Un établissement s’interroge sur les directives anticipées pour les personnes sous tutelle : si la personne est capable d’exprimer ses directives anticipées est-il obligatoire de demander au juge des tutelles un accord avant de les rédiger ?

Pour les personnes dans l’incapacité d’exprimer leurs directives anticipées qui les rédigent à leur place ? Tuteur, personne de confiance, juge ?

Qu’en est-il pour les autres mesures de protection curatelle simple, curatelle renforcée et sauvegarde de justice ?

Textes de référence

  • Code de la santé publique (CSP) : articles R.1111-17 à R.1111-20 ;
  • Loi n° 2016-87 du 2 février 2016 créant de nouveaux droits en faveur des malades et des personnes en fin de vie (1).

Eclairage juridique

Conformément à la Loi du 2 février 2016 créant de nouveaux droits en faveur des malades et des personnes en fin de vie, le CSP énonce dans son article L.1111-11 que toute personne majeure peut décider de limiter, de poursuivre, d’arrêter ou de refuser des actes médicaux où quelconque traitement, dans le cas ou celle-ci se trouverait en état de fin de vie.

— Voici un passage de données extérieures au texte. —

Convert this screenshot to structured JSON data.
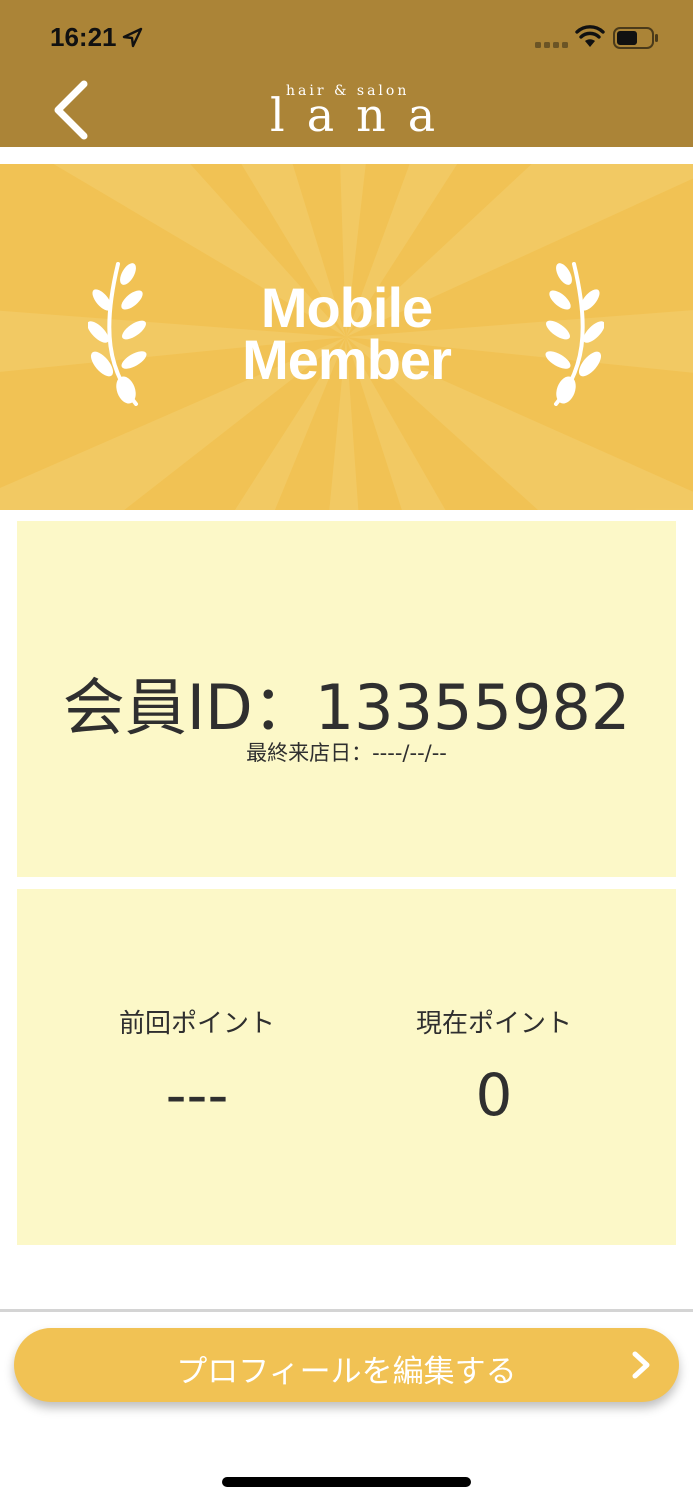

  • Concernant la personne majeure placée sous un régime de tutelle, elle se trouve dans l’obligation de demander l’autorisation du juge ou du conseil de famille le cas échéant.
  • En revanche, la personne majeure protégée pourra rédigée librement ses directives anticipées dans le cadre d’une curatelle, d’une sauvegarde de juste ou habilitation familiale.

Ces directives anticipées ne sont actives que lorsque la personne qui les a rédigées ne se trouve plus en état d’exprimer sa volonté. Par conséquent, elles s’imposent au médecin dès lors qu’une décision d’investigation, d’intervention ou de traitement doit être prise à l’égard du patient, sauf si l’urgence vitale est décrétée ou lorsque ces directives anticipées apparaissent manifestement inappropriées ou non conformes à la situation.

Les directives anticipées peuvent être rédigées sous forme de document, rassemblant les coordonnées du patient, daté et signé au nom de ce dernier.

De plus, le document peut être rédigé de la main d’une autre personne lorsque le bénéficiaire de ces directives se trouve en incapacité d’écrire. Toujours dans un souci de sauvegarde de la volonté du patient, ce document ne sera valide que lorsque des témoins auront attesté par écrit que les directives anticipées rédigées correspondent effectivement à l’expression libre et éclairée des volontés du bénéficiaire quant à sa fin de vie.